Showing papers by "Patricio Cortes published in 2013"

New modulation and control scheme for phase-modular isolated matrix-type three-phase AC/DC converter

Abstract: A phase-modular isolated three-phase AC/DC converter topology and its modulation and control scheme is proposed. The topology, denominated as IMY-Rectifier, is based on a star connection of single-phase mains frequency to high frequency AC/AC matrix converters at the input, feeding high-frequency isolation transformers. The transformer secondary windings are connected in series to the input of a diode rectifier with LC output filter.
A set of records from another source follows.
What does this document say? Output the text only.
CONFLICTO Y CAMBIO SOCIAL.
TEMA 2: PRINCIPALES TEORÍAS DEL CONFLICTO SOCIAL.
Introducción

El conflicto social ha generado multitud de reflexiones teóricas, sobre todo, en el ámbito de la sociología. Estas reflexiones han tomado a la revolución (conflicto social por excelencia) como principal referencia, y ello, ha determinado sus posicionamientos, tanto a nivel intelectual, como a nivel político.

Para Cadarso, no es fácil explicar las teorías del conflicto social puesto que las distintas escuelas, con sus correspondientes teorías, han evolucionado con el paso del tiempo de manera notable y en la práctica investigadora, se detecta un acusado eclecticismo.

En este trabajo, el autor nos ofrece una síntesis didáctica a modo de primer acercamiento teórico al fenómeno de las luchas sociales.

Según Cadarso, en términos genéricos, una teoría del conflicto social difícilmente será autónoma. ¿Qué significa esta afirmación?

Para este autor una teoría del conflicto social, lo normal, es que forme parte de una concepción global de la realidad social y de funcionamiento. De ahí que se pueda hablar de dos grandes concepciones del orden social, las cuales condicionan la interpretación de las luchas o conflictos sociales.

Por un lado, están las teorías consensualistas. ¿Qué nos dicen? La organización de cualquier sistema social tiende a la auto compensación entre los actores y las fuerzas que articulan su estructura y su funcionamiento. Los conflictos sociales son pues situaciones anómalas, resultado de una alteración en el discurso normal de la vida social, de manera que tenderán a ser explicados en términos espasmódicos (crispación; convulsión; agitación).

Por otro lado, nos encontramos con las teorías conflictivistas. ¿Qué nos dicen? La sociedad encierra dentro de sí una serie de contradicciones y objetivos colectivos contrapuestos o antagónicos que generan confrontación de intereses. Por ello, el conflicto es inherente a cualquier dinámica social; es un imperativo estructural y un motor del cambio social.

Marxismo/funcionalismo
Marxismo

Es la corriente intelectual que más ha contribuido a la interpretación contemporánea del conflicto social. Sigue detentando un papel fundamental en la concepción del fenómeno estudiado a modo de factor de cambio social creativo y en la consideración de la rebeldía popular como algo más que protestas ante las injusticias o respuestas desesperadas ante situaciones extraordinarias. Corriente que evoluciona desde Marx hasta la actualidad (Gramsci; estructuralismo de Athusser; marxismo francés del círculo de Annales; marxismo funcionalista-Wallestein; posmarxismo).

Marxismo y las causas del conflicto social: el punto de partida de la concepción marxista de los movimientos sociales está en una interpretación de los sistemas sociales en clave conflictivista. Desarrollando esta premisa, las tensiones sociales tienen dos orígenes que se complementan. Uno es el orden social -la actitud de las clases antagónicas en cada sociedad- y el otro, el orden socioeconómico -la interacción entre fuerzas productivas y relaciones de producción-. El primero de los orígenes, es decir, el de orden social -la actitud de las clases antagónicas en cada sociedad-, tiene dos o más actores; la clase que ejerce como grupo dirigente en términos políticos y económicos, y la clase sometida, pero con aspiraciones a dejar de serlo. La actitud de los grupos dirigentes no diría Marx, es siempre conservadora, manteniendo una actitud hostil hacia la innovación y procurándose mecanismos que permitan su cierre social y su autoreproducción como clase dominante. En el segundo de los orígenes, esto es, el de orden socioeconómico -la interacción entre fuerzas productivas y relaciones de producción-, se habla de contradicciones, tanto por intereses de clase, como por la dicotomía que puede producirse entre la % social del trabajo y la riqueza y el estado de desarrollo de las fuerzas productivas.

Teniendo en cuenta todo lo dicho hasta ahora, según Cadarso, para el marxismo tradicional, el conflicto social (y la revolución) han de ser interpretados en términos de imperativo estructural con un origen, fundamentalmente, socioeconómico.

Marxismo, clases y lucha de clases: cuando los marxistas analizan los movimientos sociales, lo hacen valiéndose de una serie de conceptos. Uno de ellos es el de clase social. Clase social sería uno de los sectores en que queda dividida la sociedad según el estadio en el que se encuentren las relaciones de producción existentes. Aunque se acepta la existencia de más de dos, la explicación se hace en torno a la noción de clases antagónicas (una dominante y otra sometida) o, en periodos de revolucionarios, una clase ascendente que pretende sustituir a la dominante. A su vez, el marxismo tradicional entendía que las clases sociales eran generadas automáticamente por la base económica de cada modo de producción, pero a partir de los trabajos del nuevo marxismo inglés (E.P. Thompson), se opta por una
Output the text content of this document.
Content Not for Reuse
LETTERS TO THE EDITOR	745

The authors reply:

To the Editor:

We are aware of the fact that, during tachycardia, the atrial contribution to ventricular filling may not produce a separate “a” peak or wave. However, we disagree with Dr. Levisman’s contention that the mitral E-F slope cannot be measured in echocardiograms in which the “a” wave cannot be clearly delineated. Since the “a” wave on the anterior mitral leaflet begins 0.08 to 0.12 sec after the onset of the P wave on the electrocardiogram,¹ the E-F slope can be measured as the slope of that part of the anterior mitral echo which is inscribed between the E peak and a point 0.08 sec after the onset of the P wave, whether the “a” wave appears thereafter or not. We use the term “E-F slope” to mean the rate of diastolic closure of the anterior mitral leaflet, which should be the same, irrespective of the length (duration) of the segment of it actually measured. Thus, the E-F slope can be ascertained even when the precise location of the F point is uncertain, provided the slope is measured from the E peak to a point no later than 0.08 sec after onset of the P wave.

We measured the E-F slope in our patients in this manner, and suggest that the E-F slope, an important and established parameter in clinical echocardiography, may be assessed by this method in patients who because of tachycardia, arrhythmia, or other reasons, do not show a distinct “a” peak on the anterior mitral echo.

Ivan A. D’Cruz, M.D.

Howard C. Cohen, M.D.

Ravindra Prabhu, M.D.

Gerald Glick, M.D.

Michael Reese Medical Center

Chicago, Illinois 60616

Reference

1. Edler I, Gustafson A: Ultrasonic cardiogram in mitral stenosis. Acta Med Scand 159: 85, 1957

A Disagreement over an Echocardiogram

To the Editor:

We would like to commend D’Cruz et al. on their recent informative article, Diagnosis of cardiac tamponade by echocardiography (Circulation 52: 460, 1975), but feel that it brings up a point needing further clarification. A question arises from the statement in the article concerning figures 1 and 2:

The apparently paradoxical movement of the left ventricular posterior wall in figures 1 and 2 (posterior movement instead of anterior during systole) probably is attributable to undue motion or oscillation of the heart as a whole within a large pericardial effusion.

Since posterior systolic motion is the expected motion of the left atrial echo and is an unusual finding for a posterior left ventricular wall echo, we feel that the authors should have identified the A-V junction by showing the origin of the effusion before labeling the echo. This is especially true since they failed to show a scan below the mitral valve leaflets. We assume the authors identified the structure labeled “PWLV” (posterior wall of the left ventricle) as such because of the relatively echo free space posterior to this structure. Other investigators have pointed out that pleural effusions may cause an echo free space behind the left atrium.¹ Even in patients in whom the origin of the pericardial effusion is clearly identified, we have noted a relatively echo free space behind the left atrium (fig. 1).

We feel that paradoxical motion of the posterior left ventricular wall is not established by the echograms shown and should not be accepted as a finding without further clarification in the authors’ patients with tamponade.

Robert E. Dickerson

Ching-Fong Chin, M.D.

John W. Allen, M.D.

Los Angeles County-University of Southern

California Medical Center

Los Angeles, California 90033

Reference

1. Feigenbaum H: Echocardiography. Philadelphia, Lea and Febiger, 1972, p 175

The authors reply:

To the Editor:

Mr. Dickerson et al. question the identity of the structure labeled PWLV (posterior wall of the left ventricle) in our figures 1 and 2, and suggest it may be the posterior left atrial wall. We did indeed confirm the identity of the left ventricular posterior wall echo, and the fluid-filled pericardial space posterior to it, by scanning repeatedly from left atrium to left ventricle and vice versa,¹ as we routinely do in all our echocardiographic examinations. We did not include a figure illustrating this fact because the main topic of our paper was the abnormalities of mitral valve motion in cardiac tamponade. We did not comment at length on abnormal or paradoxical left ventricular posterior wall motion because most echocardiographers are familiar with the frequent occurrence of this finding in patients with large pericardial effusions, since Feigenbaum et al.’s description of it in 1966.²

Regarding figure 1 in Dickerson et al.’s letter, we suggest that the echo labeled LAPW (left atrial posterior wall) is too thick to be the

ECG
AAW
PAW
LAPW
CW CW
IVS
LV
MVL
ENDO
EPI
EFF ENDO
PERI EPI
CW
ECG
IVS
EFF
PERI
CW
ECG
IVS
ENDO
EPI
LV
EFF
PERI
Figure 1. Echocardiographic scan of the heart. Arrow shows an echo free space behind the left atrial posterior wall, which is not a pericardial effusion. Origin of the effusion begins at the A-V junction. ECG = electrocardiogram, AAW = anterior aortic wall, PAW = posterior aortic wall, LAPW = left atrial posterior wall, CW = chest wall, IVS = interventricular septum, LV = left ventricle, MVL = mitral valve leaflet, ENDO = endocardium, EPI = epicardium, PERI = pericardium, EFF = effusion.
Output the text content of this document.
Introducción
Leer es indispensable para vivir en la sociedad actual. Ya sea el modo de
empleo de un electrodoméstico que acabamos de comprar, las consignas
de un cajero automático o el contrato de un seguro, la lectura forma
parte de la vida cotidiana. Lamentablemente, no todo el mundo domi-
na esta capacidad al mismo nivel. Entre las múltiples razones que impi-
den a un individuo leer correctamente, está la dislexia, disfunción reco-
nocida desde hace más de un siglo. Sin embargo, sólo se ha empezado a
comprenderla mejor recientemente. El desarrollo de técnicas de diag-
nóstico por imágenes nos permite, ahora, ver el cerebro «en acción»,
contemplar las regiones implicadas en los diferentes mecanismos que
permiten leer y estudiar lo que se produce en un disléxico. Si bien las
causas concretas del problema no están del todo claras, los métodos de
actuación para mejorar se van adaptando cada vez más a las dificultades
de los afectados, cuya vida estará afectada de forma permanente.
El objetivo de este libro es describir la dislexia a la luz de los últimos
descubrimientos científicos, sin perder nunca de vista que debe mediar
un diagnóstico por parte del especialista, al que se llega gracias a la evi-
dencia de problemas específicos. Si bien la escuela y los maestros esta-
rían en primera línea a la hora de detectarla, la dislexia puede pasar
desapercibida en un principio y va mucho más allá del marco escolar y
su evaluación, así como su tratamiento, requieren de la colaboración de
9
The converter provides a controlled output voltage and sinusoidal input currents in phase with the mains voltages. A description of the converter, its operating principle and an analytical calculation of the component stresses is presented.

Phase-oriented control of a modular 3-Phase 3-level 4-leg inverter AC power source supplying floating or grounded loads

Abstract: A control scheme for a high-performance three-phase AC power source is presented. The four-leg inverter output stage uses three bridge legs to generate the phase output voltages with reference to the neutral point potential, which is defined by the fourth bridge leg. The inverter is controlled using a phase-oriented control in order to achieve precise control of each output phase with unbalanced voltages and any kind of load. The neutral potential is controlled for maximum modulation range in case of floating load and controlled to zero for grounded load. The control scheme for the input PWM rectifier stage considers the control of the zero sequence voltage in order to prevent the appearance of circulating currents through the ground loop when the load star point is connected to ground. The control of the circulating currents also allows the safe parallel connection of two or more AC sources. Simulation results under balanced and unbalanced conditions demonstrate the performance of the AC source in terms of output voltage control and prevention of circulating ground currents.

Swiss rectifier output voltage control with inner loop power flow programming (PFP)

Abstract: A novel control scheme is proposed for a three-phase buck-type SWISS rectifier. This control is based on an inner loop power flow programming that provides a well damped behavior of the output filter and decoupled input filter and converter dynamics. A DC/DC equivalent circuit of the SWISS rectifier is used for the analysis and evaluation of different control concepts for the switching stage of the converter. By using different feedforward loops for the calculation of the duty cycles the behavior of the converter can be modified to suit a desired characteristic. In this way, the converter can be programmed for constant voltage transfer ratio, constant output voltage, constant power transfer or other input/output relations. A comparative evaluation of different inner loop control schemes is presented. The control schemes are compared analytically using small-signal linear models. The comparison considers the dynamic behavior as well as the decoupling of the input and output variables. Simulation results using the DC/DC equivalent circuit model and the actual three-phase SWISS rectifier are presented. According to the results, the PFP control achieves an improved behavior of the converter in terms of damping of the resonances and decoupling of the input and output variables, compared to the other control schemes.